Announcement

  •  » Engine
  •  » improving average rate and sort order on best rated page

#1 2011-07-21 15:33:02

plg
Piwigo Team
Nantes, France, Europe
2002-04-05
13140

improving average rate and sort order on best rated page

rvelices wrote:

plg wrote:

I totally agree, this is partly why I didn't want to activate ratings. Maybe we could add a simple threshold of 10 rates before being displayed in the best rated page.

The best I could find and computationnaly feasible in Php/MySql is to replace the simple average rate with a bayesian average (http://en.wikipedia.org/wiki/Bayesian_average).
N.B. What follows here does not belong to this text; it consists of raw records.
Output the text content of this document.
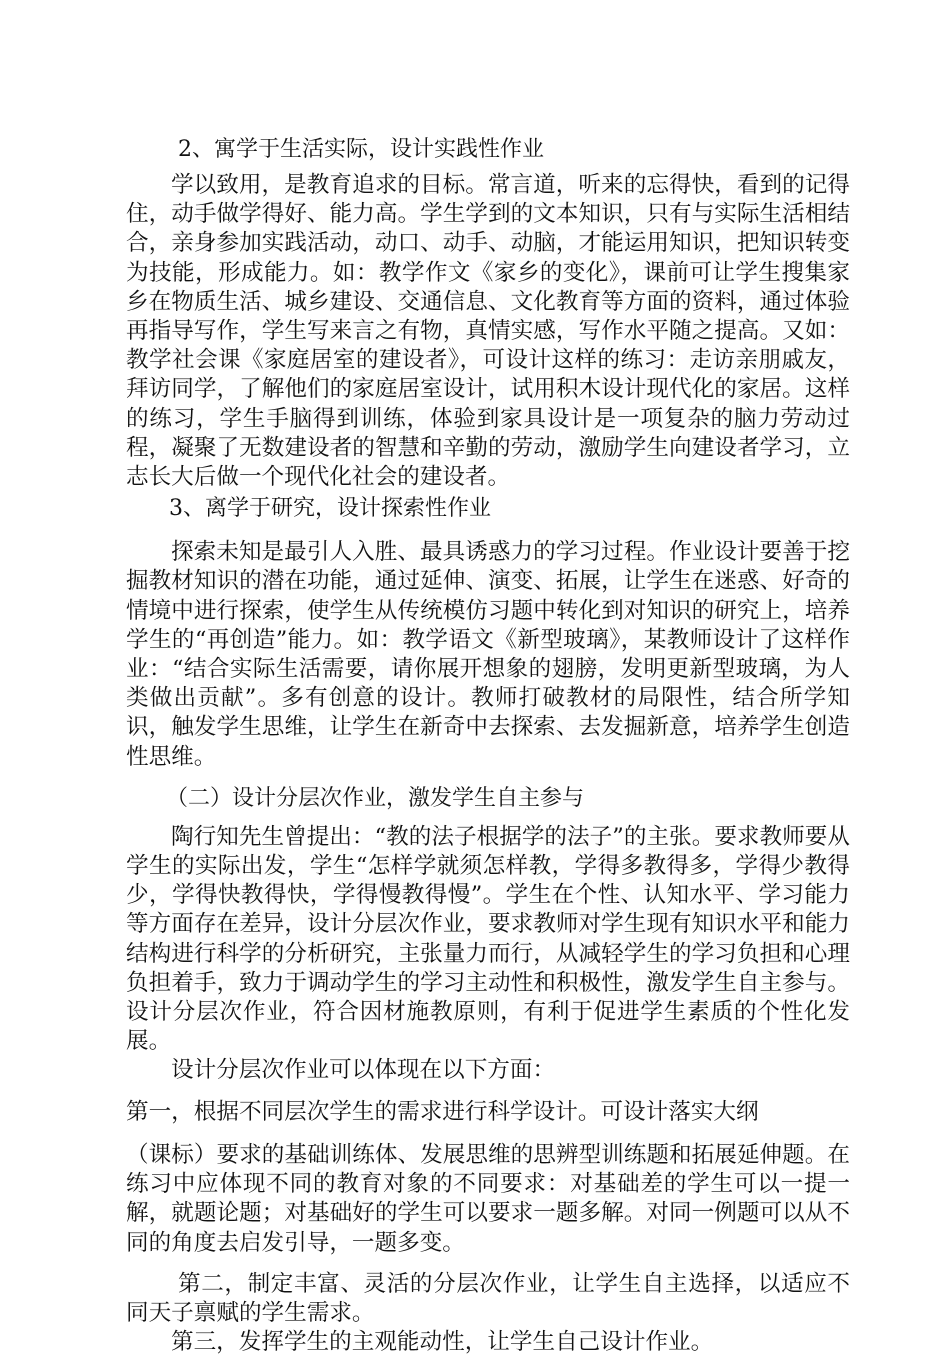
2、寓学于生活实际，设计实践性作业

学以致用，是教育追求的目标。常言道，听来的忘得快，看到的记得住，动手做学得好、能力高。学生学到的文本知识，只有与实际生活相结合，亲身参加实践活动，动口、动手、动脑，才能运用知识，把知识转变为技能，形成能力。如：教学作文《家乡的变化》，课前可让学生搜集家乡在物质生活、城乡建设、交通信息、文化教育等方面的资料，通过体验再指导写作，学生写来言之有物，真情实感，写作水平随之提高。又如：教学社会课《家庭居室的建设者》，可设计这样的练习：走访亲朋戚友，拜访同学，了解他们的家庭居室设计，试用积木设计现代化的家居。这样的练习，学生手脑得到训练，体验到家具设计是一项复杂的脑力劳动过程，凝聚了无数建设者的智慧和辛勤的劳动，激励学生向建设者学习，立志长大后做一个现代化社会的建设者。

3、离学于研究，设计探索性作业

探索未知是最引人入胜、最具诱惑力的学习过程。作业设计要善于挖掘教材知识的潜在功能，通过延伸、演变、拓展，让学生在迷惑、好奇的情境中进行探索，使学生从传统模仿习题中转化到对知识的研究上，培养学生的“再创造”能力。如：教学语文《新型玻璃》，某教师设计了这样作业：“结合实际生活需要，请你展开想象的翅膀，发明更新型玻璃，为人类做出贡献”。多有创意的设计。教师打破教材的局限性，结合所学知识，触发学生思维，让学生在新奇中去探索、去发掘新意，培养学生创造性思维。

（二）设计分层次作业，激发学生自主参与

陶行知先生曾提出：“教的法子根据学的法子”的主张。要求教师要从学生的实际出发，学生“怎样学就须怎样教，学得多教得多，学得少教得少，学得快教得快，学得慢教得慢”。学生在个性、认知水平、学习能力等方面存在差异，设计分层次作业，要求教师对学生现有知识水平和能力结构进行科学的分析研究，主张量力而行，从减轻学生的学习负担和心理负担着手，致力于调动学生的学习主动性和积极性，激发学生自主参与。设计分层次作业，符合因材施教原则，有利于促进学生素质的个性化发展。

设计分层次作业可以体现在以下方面：

第一，根据不同层次学生的需求进行科学设计。可设计落实大纲
（课标）要求的基础训练体、发展思维的思辨型训练题和拓展延伸题。在练习中应体现不同的教育对象的不同要求：对基础差的学生可以一提一解，就题论题；对基础好的学生可以要求一题多解。对同一例题可以从不同的角度去启发引导，一题多变。

第二，制定丰富、灵活的分层次作业，让学生自主选择，以适应不同天子禀赋的学生需求。

第三，发挥学生的主观能动性，让学生自己设计作业。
In this formula we could choose C = average number of votes (for photos with at least one vote).
We could implment it in the core piwigo maybe.
What this formula does not solve is
a. time/age factor (a photo one year old had more chances to get votes than one added one week ago)
b. audience factor (public/private), number of links to get to this photo (if already in best rated, many tags/albums, google - more likely users will see it and score it), etc ...
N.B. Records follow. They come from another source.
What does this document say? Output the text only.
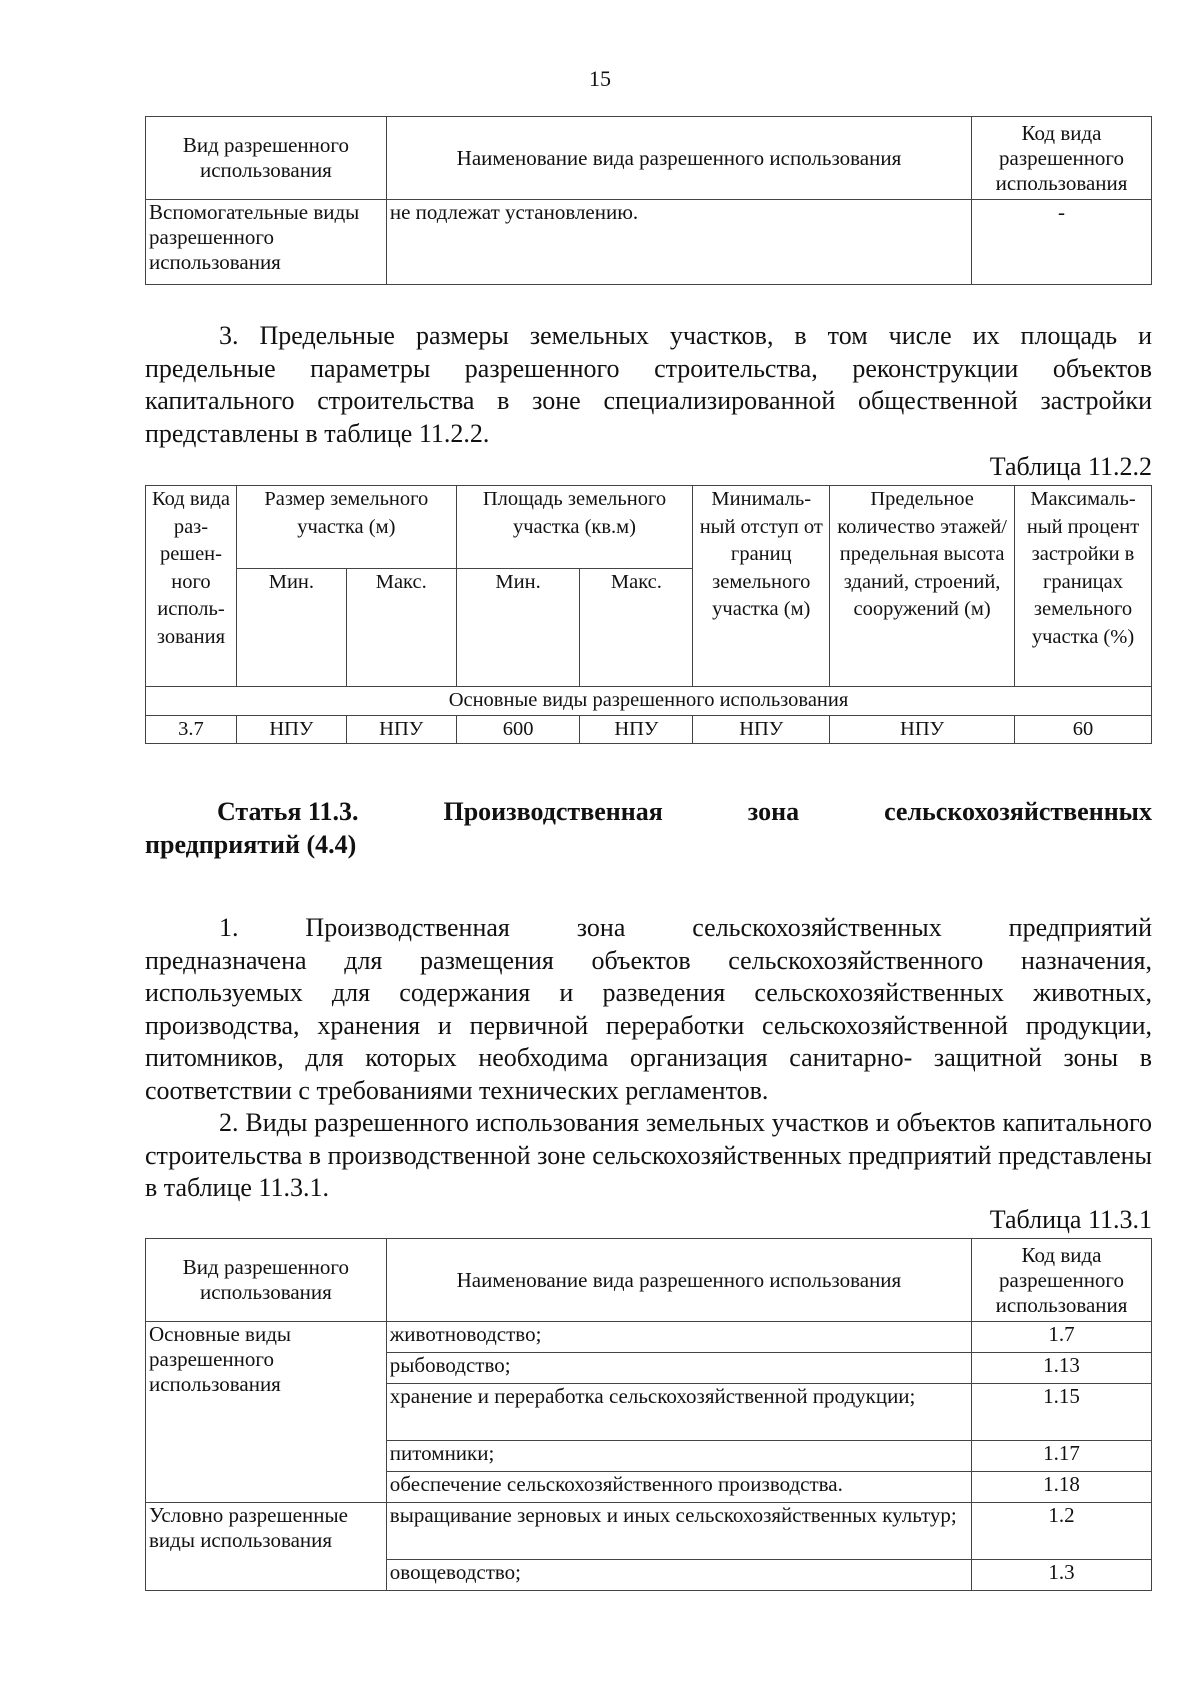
15
Вид разрешенного использования	Наименование вида разрешенного использования	Код вида разрешенного использования
Вспомогательные виды разрешенного использования	не подлежат установлению.	-
3. Предельные размеры земельных участков, в том числе их площадь и
предельные параметры разрешенного строительства, реконструкции объектов
капитального строительства в зоне специализированной общественной застройки
представлены в таблице 11.2.2.
Таблица 11.2.2
Код вида раз- решен- ного исполь- зования	Размер земельного участка (м)		Площадь земельного участка (кв.м)		Минималь- ный отступ от границ земельного участка (м)	Предельное количество этажей/ предельная высота зданий, строений, сооружений (м)	Максималь- ный процент застройки в границах земельного участка (%)
	Мин.	Макс.	Мин.	Макс.			
Основные виды разрешенного использования							
3.7	НПУ	НПУ	600	НПУ	НПУ	НПУ	60
Статья 11.3.	Производственная	зона	сельскохозяйственных
предприятий (4.4)
1. Производственная зона сельскохозяйственных предприятий

предназначена для размещения объектов сельскохозяйственного назначения, используемых для содержания и разведения сельскохозяйственных животных, производства, хранения и первичной переработки сельскохозяйственной продукции, питомников, для которых необходима организация санитарно- защитной зоны в соответствии с требованиями технических регламентов.

2. Виды разрешенного использования земельных участков и объектов капитального строительства в производственной зоне сельскохозяйственных предприятий представлены в таблице 11.3.1.

Таблица 11.3.1
Вид разрешенного использования	Наименование вида разрешенного использования	Код вида разрешенного использования
Основные виды разрешенного использования	животноводство;	1.7
	рыбоводство;	1.13
	хранение и переработка сельскохозяйственной продукции;	1.15
	питомники;	1.17
	обеспечение сельскохозяйственного производства.	1.18
Условно разрешенные виды использования	выращивание зерновых и иных сельскохозяйственных культур;	1.2
	овощеводство;	1.3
I would like to find a solution for a. which I think is important but I dont have it yet...

Well, that seems interesting but it must remain understandable for someone who didn't follow any PhD in Statistics :-) This is why I think that a simple threshold minimum number of rates to appear on the best rated page sounds more appropriate to me.
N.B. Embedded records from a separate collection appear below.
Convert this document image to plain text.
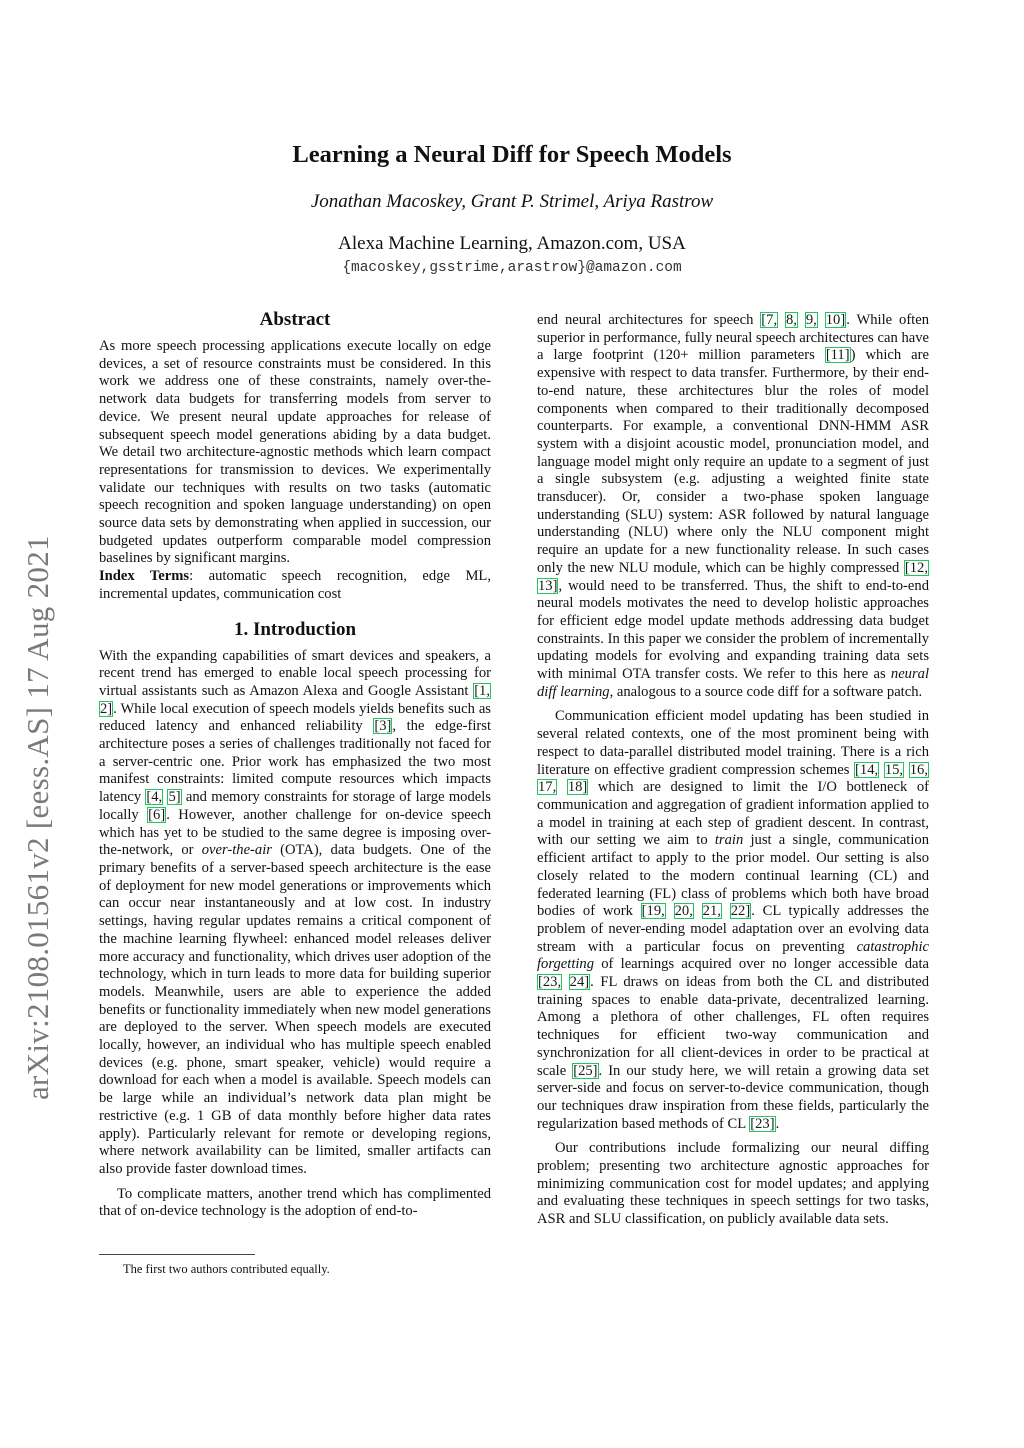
arXiv:2108.01561v2 [eess.AS] 17 Aug 2021
Learning a Neural Diff for Speech Models
Jonathan Macoskey, Grant P. Strimel, Ariya Rastrow
Alexa Machine Learning, Amazon.com, USA
{macoskey,gsstrime,arastrow}@amazon.com
Abstract

As more speech processing applications execute locally on edge devices, a set of resource constraints must be considered. In this work we address one of these constraints, namely over-the-network data budgets for transferring models from server to device. We present neural update approaches for release of subsequent speech model generations abiding by a data budget. We detail two architecture-agnostic methods which learn compact representations for transmission to devices. We experimentally validate our techniques with results on two tasks (automatic speech recognition and spoken language understanding) on open source data sets by demonstrating when applied in succession, our budgeted updates outperform comparable model compression baselines by significant margins.

Index Terms: automatic speech recognition, edge ML, incremental updates, communication cost

1. Introduction

With the expanding capabilities of smart devices and speakers, a recent trend has emerged to enable local speech processing for virtual assistants such as Amazon Alexa and Google Assistant [1, 2]. While local execution of speech models yields benefits such as reduced latency and enhanced reliability [3], the edge-first architecture poses a series of challenges traditionally not faced for a server-centric one. Prior work has emphasized the two most manifest constraints: limited compute resources which impacts latency [4, 5] and memory constraints for storage of large models locally [6]. However, another challenge for on-device speech which has yet to be studied to the same degree is imposing over-the-network, or over-the-air (OTA), data budgets. One of the primary benefits of a server-based speech architecture is the ease of deployment for new model generations or improvements which can occur near instantaneously and at low cost. In industry settings, having regular updates remains a critical component of the machine learning flywheel: enhanced model releases deliver more accuracy and functionality, which drives user adoption of the technology, which in turn leads to more data for building superior models. Meanwhile, users are able to experience the added benefits or functionality immediately when new model generations are deployed to the server. When speech models are executed locally, however, an individual who has multiple speech enabled devices (e.g. phone, smart speaker, vehicle) would require a download for each when a model is available. Speech models can be large while an individual’s network data plan might be restrictive (e.g. 1 GB of data monthly before higher data rates apply). Particularly relevant for remote or developing regions, where network availability can be limited, smaller artifacts can also provide faster download times.

To complicate matters, another trend which has complimented that of on-device technology is the adoption of end-to-

The first two authors contributed equally.

end neural architectures for speech [7, 8, 9, 10]. While often superior in performance, fully neural speech architectures can have a large footprint (120+ million parameters [11]) which are expensive with respect to data transfer. Furthermore, by their end-to-end nature, these architectures blur the roles of model components when compared to their traditionally decomposed counterparts. For example, a conventional DNN-HMM ASR system with a disjoint acoustic model, pronunciation model, and language model might only require an update to a segment of just a single subsystem (e.g. adjusting a weighted finite state transducer). Or, consider a two-phase spoken language understanding (SLU) system: ASR followed by natural language understanding (NLU) where only the NLU component might require an update for a new functionality release. In such cases only the new NLU module, which can be highly compressed [12, 13], would need to be transferred. Thus, the shift to end-to-end neural models motivates the need to develop holistic approaches for efficient edge model update methods addressing data budget constraints. In this paper we consider the problem of incrementally updating models for evolving and expanding training data sets with minimal OTA transfer costs. We refer to this here as neural diff learning, analogous to a source code diff for a software patch.

Communication efficient model updating has been studied in several related contexts, one of the most prominent being with respect to data-parallel distributed model training. There is a rich literature on effective gradient compression schemes [14, 15, 16, 17, 18] which are designed to limit the I/O bottleneck of communication and aggregation of gradient information applied to a model in training at each step of gradient descent. In contrast, with our setting we aim to train just a single, communication efficient artifact to apply to the prior model. Our setting is also closely related to the modern continual learning (CL) and federated learning (FL) class of problems which both have broad bodies of work [19, 20, 21, 22]. CL typically addresses the problem of never-ending model adaptation over an evolving data stream with a particular focus on preventing catastrophic forgetting of learnings acquired over no longer accessible data [23, 24]. FL draws on ideas from both the CL and distributed training spaces to enable data-private, decentralized learning. Among a plethora of other challenges, FL often requires techniques for efficient two-way communication and synchronization for all client-devices in order to be practical at scale [25]. In our study here, we will retain a growing data set server-side and focus on server-to-device communication, though our techniques draw inspiration from these fields, particularly the regularization based methods of CL [23].

Our contributions include formalizing our neural diffing problem; presenting two architecture agnostic approaches for minimizing communication cost for model updates; and applying and evaluating these techniques in speech settings for two tasks, ASR and SLU classification, on publicly available data sets.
Of course, this improvement must be done in Piwigo core (rating is completely part of Piwigo core, even if I would like to be move into a plugin for the future).

Concerning bullet a, what about something like only take into account rates younger than 30 (or N) days for Best Rated page


Latest blog post (May 3rd 2018) New subscription form

Offline

 

#2 2011-07-21 17:02:01

rvelices
Piwigo Team
2005-12-29
1957

Re: improving average rate and sort order on best rated page

plg wrote:

Well, that seems interesting but it must remain understandable for someone who didn't follow any PhD in Statistics :-)

Come on ... it's just a fancy name for an average with an aditional sum, multiplication and one division... (if you want the PhD version checkout Lower bound of Wilson score confidence interval for a Bernoulli parameter on http://www.evanmiller.org/how-not-to-so … ating.html and full explanation here: http://en.wikipedia.org/wiki/Binomial_p … e_interval)

plg wrote:

This is why I think that a simple threshold minimum number of rates to appear on the best rated page sounds more appropriate to me.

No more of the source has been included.